Geraman beberapa kali lolos dari bibir Jeno karena miliknya serasa di remas di dalam liang Jaemin. Ia melayangkan tamparan pada salah satu pipi sintal Jaemin yang membuat sang empunya memekik tertahan. Bekas tamparan itu tidak meninggalkan bekas merah karena mereka bukan makhluk hidup.

Sepuluh menit berlalu, keduanya sama-sama merasakan bahwa mereka akan segera mengeluarkan cairan mereka. Jeno yang memang sedari awal tidak bergerak pelan kini menambah kecepatan gerak pinggulnya dan membuat pasangannya semakin kehilangan fokus.

Mereka keluar di waktu yang sama dan sama-sama memanggil nama satu sama lain. Jeno langsung menggendong bridal Jaemin keluar dari kamar mandi, membuat sambungan mereka terputus. Ia meletakkan tubuh Jaemin dengan hati-hati di atas kasur.

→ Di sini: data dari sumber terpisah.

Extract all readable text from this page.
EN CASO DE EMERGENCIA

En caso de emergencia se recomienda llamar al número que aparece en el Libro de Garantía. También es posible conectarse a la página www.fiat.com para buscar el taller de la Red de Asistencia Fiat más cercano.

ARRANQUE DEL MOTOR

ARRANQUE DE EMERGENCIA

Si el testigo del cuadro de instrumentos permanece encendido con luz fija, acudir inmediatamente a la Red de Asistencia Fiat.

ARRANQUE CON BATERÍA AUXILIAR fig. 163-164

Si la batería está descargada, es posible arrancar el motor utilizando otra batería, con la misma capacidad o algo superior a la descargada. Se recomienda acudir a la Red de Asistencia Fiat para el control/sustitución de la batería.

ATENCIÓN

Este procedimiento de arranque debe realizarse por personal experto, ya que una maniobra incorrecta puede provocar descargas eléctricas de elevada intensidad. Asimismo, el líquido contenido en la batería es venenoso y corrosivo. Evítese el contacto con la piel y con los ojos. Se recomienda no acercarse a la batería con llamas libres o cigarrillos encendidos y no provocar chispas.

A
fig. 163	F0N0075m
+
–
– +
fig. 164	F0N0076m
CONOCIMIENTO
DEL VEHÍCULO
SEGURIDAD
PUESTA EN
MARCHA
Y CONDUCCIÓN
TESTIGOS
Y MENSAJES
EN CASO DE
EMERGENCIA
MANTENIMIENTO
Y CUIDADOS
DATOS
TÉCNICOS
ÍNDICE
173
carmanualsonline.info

“Saatnya tidur,” ujar Jeno setelah merebahkan tubuhnya di sebelah Jaemin dan menarik selimut untuk menutupi tubuh polos mereka.

Jaemin merapatkan tubuhnya pada Jeno, ia menempelkan kepalanya di dada Jeno. Sementara Jeno menyelipkan satu tangannya di bawah kepala Jaemin. Mereka sama-sama memejamkan mata dan membiarkan mimpi membawa mereka.